Dean, who is busy promoting his own presidential ambitions, said the president should be doing more than just talking about the Enron, WorldCom and other Wall Street scandals or the American people will end up losing their confidence in the economy and government's ability to rein in corporate corruption.
"It doesn't matter what you say, it's what you do. And what the president's done is send really bad signals to the corporate world about what will and what will not be permitted," Dean said.
On Tuesday (7/9), Bush called for tougher penalties against financial crimes and corporate "wrongdoers." Reaction in Congress to the president's speech on Wall Street fell along party lines.
Dean has already been more outspoken on the issue than any of the Democratic Party leaders in Washington, who he contends have been "too timid about going after the president's lack of a domestic agenda."
As he travels across the country trying to raise his name recognition, Dean is being compared to Jimmy Carter, another little-known governor who won the presidency in 1976 by promising to restore trust in government in a post-Watergate America.
He says he's no Jimmy Carter, but Dean says it was Carter who inspired him to go into politics and he has borrowed a page right out of the former president's campaign book to mount his own bid for the highest office in the land.
He's already running for the Democratic presidential nomination like Carter in 1976, early, with no apologies, and with such a commitment that he's been to Iowa seven times since the first of the year. Throw in just as many trips to New Hampshire, the site of the first presidential primary, and several visits to South Carolina and California, and you've got a serious contender in the running long before any of the other possible Democratic candidates have even filed official papers declaring their plans.

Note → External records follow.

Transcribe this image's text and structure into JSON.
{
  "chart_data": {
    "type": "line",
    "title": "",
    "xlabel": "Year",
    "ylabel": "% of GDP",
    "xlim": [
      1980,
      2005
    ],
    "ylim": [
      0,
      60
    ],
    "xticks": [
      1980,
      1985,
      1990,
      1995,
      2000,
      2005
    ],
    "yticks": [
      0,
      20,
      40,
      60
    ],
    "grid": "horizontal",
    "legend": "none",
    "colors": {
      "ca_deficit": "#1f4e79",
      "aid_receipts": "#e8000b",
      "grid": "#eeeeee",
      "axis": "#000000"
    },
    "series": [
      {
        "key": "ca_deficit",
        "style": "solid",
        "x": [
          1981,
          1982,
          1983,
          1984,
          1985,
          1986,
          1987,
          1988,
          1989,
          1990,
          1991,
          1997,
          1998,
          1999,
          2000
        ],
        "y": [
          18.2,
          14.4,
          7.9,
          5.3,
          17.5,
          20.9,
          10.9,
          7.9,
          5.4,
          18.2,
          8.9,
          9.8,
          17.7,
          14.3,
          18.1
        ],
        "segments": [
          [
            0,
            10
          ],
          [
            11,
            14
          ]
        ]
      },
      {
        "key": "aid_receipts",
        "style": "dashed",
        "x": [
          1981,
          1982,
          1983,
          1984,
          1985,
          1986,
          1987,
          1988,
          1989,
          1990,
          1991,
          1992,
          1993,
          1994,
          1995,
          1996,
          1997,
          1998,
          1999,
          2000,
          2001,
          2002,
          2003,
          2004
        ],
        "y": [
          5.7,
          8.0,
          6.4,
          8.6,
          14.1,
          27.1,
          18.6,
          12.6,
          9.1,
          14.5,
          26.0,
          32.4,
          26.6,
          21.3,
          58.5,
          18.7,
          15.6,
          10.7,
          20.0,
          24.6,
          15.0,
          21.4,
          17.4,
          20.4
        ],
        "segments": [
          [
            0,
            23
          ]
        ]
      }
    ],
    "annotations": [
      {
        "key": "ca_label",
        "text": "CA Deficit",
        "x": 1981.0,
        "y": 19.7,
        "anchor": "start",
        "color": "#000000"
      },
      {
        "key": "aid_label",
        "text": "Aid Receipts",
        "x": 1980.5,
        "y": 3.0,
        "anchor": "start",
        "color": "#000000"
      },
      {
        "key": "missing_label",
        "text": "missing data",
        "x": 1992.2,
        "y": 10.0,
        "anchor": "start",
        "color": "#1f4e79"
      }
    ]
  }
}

Dean, 53, did that on May 28, and since then he's been trying to enlist party activists to his side by promising an honest, plain-speaking campaign wrapped around two basic issues providing affordable health insurance to anyone in the country who needs it and reining in what he calls "the borrow and spend politics" of the Bush administration, which he says has already "cranked up the size of the deficit dramatically."
There are other issues, of course, that the six-term governor talks a lot about; the well-being of the nation's children, terrorism, what he calls Bush's nonexistent domestic policy, and what is fast becoming a Democratic Party campaign staple - corporate corruption and the how the administration is dealing with it.
But having been a practicing physician before he was elected lieutenant governor in 1986, it's health care and social issues that he is most concerned about, especially care of the young and old and making sure that the nation's skyrocketing health care costs don't end up bankrupting the country.
"I want healthcare or health insurance for every American. We need to do that, and that's one of my principal issues, if not the principal issue, in the campaign," Dean said in an interview.
But government accountability is also high on his list. Dean assumed the governorship in 1991 after the death of then-Gov. Richard Snelling. Now, as the longest-serving Democratic governor in the nation (Republican John Engler of Michigan has held his office for a few months longer), it has become the cornerstone of his administration, forcing him to make painful budget cuts when necessary and tax cuts when prudent.
His critics in the Democratic Party describe him as a fiscal conservative whose views on taxes and spending matters differ little from Republicans. But he has also been called the most liberal of the likely Democratic contenders in 2004 because of several programs enacted under his leadership. They include a health insurance plan for every Vermont child 18 and under and the Success by Six initiative, a state outreach program that helps new parents identify services available to them.
Dean believes that some of the healthcare programs he started in his small state can be implemented at the national level as well. But first he has to win.
"I'd like to be president," he says. "But if that's not going to happen, I'd like to make sure the next president will be committed to universal health insurance and balancing the budget...So I figure I'm in this race for two reasons: first of all because I intend to win and, secondly, because I think I can move the party and the country whether I win or not."